Globally, according to data collected by the Goddard Institute of Space Studies in the United States, the 20 hottest years since 1880 have all occurred in the 24 years dating back to 1988, and the hottest decade on record (2001-10) was 0.23°C warmer than the second-hottest decade (1991-2000) and 0.55°C hotter than the 1951-80 benchmark.

Other feedback mechanisms including terrain changes such as the thawing of permafrost and albedo changes from melting ice will exacerbate the warming of the Earth and, in turn, increase the concentration of GHGs, setting up further warming.

Some measures to reduce emissions can have unwanted side effects. In the early 1970s, concerns over aerosol-induced global dimming, acid rain and other health and environmental problems led countries to use engineering measures to reduce particulate emissions. Germany, for example, cut its sulphur pollution by more than 90% in 30 years. But according to the Intergovernmental Panel on Climate Change’s Fourth Assessment Report, anthropogenic aerosols could still be providing -1.2 W/m2
of forcing – that is, a cooling effect – about three-quarters of which can be attributed to sulphates. Given the short lifespan of tropospheric aerosols (hours to weeks), halving this concentration, while necessary, would be the equivalent of adding an extra 50 ppm CO2-eq to the atmosphere in a short time frame.

Some sobering implications
During the last great climate-change event, the Paleocene-Eocene Thermal Maximum, some 55 million years ago, the Earth heated up about 6°C over 20 000 years and then took 200 000 years to return to near pre-perturbed conditions. The planet underwent significant changes during this period; ocean acidification accompanied mass extinctions on land and in the sea. The sedimentary rocks that formed before and after this event are so different that they were divided into separate geological epochs long before scientists discovered what had caused the split.

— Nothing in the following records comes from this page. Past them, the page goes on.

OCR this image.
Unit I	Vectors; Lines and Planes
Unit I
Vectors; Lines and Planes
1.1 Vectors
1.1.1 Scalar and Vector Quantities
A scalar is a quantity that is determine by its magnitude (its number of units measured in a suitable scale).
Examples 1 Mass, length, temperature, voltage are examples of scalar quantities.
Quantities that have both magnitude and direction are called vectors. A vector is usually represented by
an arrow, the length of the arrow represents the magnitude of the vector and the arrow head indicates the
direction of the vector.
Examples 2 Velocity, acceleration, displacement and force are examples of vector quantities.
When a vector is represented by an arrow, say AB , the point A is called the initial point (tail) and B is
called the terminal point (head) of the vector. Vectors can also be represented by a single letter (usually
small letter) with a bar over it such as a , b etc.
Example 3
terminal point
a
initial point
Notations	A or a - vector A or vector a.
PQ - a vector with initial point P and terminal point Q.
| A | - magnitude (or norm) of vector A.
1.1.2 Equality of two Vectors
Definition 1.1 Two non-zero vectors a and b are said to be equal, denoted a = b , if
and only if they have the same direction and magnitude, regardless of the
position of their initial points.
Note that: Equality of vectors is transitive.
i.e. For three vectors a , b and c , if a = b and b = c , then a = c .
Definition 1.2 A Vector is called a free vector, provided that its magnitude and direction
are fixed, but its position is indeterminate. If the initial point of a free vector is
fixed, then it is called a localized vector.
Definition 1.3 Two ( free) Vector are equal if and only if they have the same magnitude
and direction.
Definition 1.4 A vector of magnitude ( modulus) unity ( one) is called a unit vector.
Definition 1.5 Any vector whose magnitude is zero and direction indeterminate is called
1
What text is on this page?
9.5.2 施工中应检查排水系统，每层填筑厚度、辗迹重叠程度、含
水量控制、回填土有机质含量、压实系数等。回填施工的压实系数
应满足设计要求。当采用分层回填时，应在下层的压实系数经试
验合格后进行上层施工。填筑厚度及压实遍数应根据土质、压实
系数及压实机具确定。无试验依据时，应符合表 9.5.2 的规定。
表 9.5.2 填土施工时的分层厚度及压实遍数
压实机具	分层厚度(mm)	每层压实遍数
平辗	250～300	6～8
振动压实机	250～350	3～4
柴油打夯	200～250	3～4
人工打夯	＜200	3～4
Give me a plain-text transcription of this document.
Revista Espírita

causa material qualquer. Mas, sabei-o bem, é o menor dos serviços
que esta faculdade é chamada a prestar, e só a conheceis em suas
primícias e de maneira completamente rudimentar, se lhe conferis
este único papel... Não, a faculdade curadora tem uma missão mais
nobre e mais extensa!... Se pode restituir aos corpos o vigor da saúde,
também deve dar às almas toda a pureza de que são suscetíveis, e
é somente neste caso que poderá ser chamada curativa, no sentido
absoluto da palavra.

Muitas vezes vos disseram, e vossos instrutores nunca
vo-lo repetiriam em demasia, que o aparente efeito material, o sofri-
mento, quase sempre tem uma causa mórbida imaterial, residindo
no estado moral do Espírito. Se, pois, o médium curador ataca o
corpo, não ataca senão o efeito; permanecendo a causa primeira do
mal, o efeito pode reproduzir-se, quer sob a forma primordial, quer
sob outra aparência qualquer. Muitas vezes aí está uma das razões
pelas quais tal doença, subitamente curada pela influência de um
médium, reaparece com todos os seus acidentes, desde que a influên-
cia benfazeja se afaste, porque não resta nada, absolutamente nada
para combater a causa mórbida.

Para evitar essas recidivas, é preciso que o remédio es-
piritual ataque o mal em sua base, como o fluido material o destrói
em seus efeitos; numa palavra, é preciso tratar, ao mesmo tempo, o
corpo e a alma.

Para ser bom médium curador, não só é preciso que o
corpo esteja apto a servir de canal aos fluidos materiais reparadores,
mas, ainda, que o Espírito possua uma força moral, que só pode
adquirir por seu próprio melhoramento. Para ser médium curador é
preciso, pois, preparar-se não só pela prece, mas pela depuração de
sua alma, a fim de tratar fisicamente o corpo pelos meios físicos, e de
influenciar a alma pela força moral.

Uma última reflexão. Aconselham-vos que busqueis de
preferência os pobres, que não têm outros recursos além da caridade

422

For a great many species, adaptation was simply not possible, even over many thousands of generations. Business-as-usual scenarios using current emission trajectories suggest that a similar degree of climate change is likely, but over less than 1/100th the amount of time.

What is radiative forcing?
EMR intensity depends upon the temperature of the object emitting it. EMR absorbed by the Earth and the total EMR that the Earth emits must be equivalent for the planet to neither gain nor lose energy. 
Altered factors (such as an increase in greenhouse gas concentrations) that change this radiative balance are known as “forcings”, as they demand a reaction. They are usually calculated showing their effect at the tropopause (see map of atmosphere on last page of article), and are measured from a start time (e.g. 1750). As potential flows of energy, they tend to be expressed in Watts per square metre.